Золотой эшелон
Шрифт:
Теперь — вперед. Коридором — к выходу. А вдруг поздно уже? Она с трудом открыла запоры на броневых дверях. А двадцатизарядный стечкин так и остался в рубке.
Бегом вдоль поезда, бегом! Вот и тепловоз. Как ветер свистит-то! Поручни холодные, дождем вымочены. Ступеньки высоко от земли. И дверь заперта. Посветила Оксана в окно фонарем — вроде никого нет. Тогда — во вторую кабину. Тут дверь открыта, но и тут никого. Тогда дальше, мимо цистерны чумазой, на платформу. Ой, мамочка, не влезу! Влезла. Тут контейнер какой-то. Прощупала его фонарем. Из дальнего угла глянули на нее чьи-то волчьи глаза. И еще пара, и еще. Зарычали, светом ее потревоженные, и, звякнула бутылка о стену, у самого ее лица, осыпав осколками. Не смотрела она
Тогда в вагоны. Прошла все три коридорами. Как прошла, как миновала дикие драки, как живой осталась, — она того не знала и не помнила. Нет, уважение к Зуброву не защищало ее теперь: не было уже уважения. Наоборот, если бы признал в ней кто девчонку из командирской рубки — то не прошла бы она дальше первых полок, тех, что у самой двери, на которых шло главное веселье.

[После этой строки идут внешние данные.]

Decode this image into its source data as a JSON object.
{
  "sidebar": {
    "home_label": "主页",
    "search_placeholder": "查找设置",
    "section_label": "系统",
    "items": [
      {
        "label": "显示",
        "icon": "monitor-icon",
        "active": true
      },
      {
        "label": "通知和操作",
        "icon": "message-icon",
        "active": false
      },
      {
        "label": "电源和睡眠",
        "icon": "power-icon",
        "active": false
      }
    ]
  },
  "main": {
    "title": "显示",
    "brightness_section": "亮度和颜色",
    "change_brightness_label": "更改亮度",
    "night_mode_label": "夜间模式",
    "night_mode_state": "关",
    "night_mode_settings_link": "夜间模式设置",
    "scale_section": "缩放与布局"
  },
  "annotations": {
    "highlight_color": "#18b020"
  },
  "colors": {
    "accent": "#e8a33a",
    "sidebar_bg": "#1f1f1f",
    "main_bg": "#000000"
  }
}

Но не узнавали пьяные в этом щупленьком солдатике лица противоположного пола: форма уберегла. А может, и не форма, а что другое. Но ни кулаком, ни штыком, ни лопатой не зацепили ее в двух первых буйных вагонах. А третий уж успокоился. Храп да стоны. Что-то Оксане подсказало, что тут фонарь включать не стоит — только пьяные морды слепить. Не мог быть ее полковник среди пьяных, сонных и раненых. Он или убит, или среди трезвых.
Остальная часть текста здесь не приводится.